For Kim, there is nothing more rewarding than seeing a spark of growth in her clients. “It might be something they accomplished or it might just be that they made a friend,” she says. “But for them, it was a moment where they felt really proud of themselves and fulfilled.”
A Place to Be primarily works with children and young adults who are facing medical problems or mental health struggles. “A lot of our folks are facing major challenges constantly so when they have that moment, it just gives them a spark of hope,” Kim relates. “And it does for us as well.”
In addition to individual and group sessions, performance is a key part of the services provided by A Place to Be. Kim notes that, while clients aren’t required to perform on stage, as for their annual winter recital slated for December 19, being on stage is an outlet for growth in which she strongly believes.
“Performance is just such a huge motivator,” she says. “It allows for the therapeutic goals and objectives that the client is working toward to come to a culmination point and also brings the client performer to have engagement with community, which we also believe is really powerful.”
A Place to Be also provides medical musical therapy to all INOVA hospitals. Through this service, the organization sends medical music therapists into different hospital departments all the way from the NICU to end of life care.
Kim quotes Hans Christian Andersen who said, "When words fail, music speaks." That, she says, is the spirit behind medical music therapy.

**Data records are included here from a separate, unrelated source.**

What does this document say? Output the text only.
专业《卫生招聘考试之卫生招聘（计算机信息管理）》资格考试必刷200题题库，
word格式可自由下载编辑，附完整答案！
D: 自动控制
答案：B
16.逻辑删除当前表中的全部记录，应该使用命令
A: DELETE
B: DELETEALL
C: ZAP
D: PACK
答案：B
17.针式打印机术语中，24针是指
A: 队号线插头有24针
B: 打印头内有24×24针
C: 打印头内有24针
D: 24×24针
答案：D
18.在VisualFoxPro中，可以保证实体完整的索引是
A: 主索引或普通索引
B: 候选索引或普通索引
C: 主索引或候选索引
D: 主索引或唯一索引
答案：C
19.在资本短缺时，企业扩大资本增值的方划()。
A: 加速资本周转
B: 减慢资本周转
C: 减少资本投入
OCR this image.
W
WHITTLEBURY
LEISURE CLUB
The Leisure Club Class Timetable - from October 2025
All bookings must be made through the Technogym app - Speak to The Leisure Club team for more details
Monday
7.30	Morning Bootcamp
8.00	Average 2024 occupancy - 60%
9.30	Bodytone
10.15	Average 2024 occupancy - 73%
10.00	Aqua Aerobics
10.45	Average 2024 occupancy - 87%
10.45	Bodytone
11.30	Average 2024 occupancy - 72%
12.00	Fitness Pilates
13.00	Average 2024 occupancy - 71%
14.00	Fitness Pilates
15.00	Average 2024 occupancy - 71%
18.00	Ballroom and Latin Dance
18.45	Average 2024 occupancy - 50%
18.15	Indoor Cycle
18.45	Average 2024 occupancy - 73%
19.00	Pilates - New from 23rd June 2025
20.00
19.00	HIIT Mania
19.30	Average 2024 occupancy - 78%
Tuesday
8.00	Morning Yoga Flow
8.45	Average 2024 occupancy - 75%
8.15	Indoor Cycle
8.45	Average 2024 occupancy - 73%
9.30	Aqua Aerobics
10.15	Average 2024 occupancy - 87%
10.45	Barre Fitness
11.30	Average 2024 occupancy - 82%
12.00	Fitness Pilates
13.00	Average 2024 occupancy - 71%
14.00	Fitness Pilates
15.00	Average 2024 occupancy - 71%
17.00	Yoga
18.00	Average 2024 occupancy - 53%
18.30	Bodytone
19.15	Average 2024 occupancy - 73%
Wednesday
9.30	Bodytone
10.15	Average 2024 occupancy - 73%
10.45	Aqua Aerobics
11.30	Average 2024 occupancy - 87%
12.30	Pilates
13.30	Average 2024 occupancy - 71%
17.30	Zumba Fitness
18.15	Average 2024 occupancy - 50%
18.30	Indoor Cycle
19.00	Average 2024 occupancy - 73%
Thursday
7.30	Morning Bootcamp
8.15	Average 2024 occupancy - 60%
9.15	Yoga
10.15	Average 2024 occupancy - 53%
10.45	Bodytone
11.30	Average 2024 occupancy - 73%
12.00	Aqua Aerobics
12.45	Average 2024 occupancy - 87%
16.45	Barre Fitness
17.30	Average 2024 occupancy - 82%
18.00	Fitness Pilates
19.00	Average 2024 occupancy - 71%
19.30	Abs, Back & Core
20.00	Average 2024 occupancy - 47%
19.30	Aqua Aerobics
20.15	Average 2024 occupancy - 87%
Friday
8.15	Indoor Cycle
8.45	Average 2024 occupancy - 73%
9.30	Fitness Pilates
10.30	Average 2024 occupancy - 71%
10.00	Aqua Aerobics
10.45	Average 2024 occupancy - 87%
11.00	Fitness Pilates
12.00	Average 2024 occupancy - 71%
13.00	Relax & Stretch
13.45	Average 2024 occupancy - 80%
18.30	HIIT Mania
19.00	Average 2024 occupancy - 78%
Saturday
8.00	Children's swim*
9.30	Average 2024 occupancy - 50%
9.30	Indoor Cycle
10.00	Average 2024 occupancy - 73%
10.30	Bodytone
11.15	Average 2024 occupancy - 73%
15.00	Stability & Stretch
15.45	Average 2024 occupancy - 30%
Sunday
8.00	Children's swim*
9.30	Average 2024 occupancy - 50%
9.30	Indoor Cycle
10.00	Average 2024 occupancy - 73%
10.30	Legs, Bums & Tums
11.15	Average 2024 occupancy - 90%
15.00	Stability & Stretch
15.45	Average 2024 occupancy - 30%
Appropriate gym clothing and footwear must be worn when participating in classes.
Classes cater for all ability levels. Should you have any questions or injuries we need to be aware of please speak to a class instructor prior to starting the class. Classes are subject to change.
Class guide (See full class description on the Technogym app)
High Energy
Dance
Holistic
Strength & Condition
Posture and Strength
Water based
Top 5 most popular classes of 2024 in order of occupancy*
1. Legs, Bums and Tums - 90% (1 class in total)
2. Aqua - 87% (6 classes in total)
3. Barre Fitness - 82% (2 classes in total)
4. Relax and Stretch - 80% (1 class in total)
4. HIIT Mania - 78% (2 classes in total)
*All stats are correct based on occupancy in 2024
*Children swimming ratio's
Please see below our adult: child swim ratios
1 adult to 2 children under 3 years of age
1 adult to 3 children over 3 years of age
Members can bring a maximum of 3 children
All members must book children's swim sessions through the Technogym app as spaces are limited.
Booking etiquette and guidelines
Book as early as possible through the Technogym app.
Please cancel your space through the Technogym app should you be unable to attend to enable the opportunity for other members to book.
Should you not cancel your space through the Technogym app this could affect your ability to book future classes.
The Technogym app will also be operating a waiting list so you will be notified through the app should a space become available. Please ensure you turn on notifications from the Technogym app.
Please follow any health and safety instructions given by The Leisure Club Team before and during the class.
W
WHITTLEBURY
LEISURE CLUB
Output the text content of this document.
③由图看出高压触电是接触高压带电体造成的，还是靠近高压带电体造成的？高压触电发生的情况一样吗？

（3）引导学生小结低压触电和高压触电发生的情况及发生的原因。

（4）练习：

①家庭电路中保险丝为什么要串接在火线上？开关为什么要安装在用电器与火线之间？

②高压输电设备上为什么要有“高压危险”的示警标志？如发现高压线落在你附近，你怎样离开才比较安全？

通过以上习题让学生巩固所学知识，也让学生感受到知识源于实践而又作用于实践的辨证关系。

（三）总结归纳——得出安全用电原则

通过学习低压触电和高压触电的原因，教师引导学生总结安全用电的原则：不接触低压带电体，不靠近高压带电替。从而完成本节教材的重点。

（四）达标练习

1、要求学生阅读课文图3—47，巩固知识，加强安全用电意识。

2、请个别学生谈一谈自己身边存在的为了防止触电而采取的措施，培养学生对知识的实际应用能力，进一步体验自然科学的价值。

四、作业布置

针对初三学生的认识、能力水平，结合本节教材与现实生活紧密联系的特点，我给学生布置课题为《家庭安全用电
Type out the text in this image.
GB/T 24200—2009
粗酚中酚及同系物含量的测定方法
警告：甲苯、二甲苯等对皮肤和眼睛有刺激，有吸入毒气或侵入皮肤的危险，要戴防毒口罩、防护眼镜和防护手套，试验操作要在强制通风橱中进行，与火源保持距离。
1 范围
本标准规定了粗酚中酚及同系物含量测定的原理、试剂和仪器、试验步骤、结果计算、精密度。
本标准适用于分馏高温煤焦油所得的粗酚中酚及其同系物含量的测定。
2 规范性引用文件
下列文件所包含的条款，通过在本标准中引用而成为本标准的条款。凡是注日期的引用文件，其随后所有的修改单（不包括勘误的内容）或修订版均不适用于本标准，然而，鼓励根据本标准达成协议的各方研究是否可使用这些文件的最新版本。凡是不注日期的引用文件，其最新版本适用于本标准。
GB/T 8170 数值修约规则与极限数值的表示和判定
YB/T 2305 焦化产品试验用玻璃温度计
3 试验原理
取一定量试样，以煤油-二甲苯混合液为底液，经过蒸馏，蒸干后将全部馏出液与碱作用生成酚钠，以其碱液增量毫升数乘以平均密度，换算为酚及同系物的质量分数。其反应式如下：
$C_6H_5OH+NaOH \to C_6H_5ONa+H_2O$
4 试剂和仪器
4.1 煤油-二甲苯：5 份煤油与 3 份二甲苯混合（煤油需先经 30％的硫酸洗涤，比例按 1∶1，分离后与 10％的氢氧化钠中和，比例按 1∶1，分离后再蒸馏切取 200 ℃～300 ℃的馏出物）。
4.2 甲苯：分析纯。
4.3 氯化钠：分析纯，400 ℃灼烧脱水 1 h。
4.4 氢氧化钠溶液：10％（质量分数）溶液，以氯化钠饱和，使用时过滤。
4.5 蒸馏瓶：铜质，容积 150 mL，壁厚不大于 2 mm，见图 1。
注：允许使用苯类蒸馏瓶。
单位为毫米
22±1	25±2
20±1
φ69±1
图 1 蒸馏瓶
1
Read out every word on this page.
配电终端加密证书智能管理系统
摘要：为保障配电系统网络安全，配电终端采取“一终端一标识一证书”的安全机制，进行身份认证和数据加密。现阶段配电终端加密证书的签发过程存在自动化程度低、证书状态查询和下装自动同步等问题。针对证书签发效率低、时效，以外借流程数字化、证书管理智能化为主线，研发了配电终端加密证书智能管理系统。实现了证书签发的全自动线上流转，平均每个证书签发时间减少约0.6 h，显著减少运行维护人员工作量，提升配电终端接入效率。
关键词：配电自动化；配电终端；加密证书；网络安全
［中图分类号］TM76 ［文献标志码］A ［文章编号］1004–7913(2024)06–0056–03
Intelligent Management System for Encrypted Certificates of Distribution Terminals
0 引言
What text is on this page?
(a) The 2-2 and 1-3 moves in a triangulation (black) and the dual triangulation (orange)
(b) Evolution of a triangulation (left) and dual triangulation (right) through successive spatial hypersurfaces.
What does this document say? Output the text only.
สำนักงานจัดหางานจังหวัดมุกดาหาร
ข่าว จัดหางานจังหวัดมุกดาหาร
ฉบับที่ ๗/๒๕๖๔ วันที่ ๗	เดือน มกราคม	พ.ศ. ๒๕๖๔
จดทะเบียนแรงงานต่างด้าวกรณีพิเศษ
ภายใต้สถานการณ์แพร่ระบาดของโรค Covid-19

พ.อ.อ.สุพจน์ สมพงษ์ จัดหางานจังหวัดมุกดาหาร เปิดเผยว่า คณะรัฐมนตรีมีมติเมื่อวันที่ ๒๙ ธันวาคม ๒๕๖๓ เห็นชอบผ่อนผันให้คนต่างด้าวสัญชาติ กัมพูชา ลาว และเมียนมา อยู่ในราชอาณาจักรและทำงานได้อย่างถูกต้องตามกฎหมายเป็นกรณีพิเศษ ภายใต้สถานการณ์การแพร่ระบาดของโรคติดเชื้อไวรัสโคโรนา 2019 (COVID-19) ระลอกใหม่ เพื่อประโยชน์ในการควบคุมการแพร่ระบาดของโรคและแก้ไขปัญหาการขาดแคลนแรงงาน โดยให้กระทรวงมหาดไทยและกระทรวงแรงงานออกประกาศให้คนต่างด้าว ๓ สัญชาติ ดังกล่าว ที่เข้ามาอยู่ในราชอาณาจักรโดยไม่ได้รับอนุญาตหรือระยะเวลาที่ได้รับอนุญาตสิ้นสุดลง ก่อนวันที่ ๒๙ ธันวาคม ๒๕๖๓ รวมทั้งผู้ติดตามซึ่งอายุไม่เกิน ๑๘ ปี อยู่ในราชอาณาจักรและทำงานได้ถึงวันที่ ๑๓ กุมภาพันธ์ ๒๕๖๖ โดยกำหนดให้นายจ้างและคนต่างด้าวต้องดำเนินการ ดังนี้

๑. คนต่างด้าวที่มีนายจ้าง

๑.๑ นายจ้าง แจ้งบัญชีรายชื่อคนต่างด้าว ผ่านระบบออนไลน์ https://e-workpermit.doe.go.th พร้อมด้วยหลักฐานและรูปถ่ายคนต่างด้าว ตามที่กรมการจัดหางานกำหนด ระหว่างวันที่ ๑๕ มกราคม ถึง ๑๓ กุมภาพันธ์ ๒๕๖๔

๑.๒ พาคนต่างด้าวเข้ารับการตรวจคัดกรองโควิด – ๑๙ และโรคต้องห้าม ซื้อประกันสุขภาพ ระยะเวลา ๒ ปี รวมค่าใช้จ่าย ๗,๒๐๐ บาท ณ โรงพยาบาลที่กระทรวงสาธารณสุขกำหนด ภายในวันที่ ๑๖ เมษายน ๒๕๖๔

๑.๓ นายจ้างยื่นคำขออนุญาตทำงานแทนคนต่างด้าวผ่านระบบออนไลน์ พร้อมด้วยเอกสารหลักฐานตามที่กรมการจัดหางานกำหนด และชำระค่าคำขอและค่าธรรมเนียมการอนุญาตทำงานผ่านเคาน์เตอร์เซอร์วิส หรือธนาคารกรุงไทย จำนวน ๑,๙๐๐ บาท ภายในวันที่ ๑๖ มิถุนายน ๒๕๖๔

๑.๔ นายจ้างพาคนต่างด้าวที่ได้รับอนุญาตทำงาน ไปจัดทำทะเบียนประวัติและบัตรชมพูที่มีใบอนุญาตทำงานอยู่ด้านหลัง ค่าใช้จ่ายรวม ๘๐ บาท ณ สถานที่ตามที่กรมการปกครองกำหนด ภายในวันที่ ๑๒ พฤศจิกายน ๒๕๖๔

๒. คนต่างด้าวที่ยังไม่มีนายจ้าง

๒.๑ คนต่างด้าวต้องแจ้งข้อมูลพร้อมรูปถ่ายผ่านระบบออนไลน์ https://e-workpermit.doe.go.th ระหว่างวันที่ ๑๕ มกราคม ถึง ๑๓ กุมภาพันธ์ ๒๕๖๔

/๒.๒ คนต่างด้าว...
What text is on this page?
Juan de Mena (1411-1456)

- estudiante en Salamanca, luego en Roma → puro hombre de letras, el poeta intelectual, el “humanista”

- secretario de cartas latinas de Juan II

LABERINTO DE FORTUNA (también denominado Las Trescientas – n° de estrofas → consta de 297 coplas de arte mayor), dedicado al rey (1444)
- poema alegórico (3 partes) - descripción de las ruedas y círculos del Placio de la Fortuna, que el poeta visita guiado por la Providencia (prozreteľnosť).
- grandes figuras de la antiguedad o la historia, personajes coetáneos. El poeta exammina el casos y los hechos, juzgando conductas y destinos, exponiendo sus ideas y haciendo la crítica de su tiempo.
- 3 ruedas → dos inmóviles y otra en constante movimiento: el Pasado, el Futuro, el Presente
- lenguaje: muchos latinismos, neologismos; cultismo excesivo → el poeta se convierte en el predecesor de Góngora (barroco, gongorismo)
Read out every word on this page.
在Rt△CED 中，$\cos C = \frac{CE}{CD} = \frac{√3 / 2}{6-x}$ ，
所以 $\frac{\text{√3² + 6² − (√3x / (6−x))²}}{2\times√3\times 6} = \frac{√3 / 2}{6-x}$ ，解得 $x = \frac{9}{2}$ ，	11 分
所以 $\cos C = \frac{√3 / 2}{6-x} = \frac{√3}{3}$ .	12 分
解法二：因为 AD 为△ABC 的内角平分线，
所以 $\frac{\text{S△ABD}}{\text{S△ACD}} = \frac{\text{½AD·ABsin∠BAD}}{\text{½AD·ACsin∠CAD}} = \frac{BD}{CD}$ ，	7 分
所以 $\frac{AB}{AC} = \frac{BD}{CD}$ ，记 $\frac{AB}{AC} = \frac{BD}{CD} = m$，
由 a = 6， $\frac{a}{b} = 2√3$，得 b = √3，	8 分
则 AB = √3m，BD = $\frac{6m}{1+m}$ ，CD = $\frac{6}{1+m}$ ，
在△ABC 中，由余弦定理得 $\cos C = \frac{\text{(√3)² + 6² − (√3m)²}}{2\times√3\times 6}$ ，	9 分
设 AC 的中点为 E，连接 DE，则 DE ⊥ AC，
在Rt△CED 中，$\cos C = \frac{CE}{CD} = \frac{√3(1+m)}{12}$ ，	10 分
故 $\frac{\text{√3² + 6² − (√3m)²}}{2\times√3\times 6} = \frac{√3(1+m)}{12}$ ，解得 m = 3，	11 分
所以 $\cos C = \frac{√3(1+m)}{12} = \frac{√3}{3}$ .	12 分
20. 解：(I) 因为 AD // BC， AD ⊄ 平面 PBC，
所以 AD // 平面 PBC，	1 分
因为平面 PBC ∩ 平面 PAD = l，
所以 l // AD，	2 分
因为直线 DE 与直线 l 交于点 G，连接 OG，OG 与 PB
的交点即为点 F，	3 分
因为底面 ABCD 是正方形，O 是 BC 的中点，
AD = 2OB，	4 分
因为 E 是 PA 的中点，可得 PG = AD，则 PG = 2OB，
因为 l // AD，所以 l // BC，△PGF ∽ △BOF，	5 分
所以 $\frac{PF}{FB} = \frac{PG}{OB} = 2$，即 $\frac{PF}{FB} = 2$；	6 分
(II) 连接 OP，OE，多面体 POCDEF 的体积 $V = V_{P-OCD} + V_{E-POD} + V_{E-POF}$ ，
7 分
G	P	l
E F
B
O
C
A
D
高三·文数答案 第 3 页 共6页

“So often patients cannot speak because they are on a ventilator or medications, in pain, or struggling to process what is happening and do not have the words yet,” Kim says. “Music therapy can help provide a place where they can release without words.”
“Sometimes a patient can verbally tell you how they are feeling and what the music has done for them,” Kim adds. “But sometimes it's the release of their tears and fears as they wrestle with why they are in the hospital to begin with. Or [it can be] the calming of a face relaxing into sleep after pain or agitation that indicates the music has created space for the brain and body to relax.”
A Place to Be has offices in Middleburg, Leesburg and partner spaces throughout Fairfax and Loudon counties.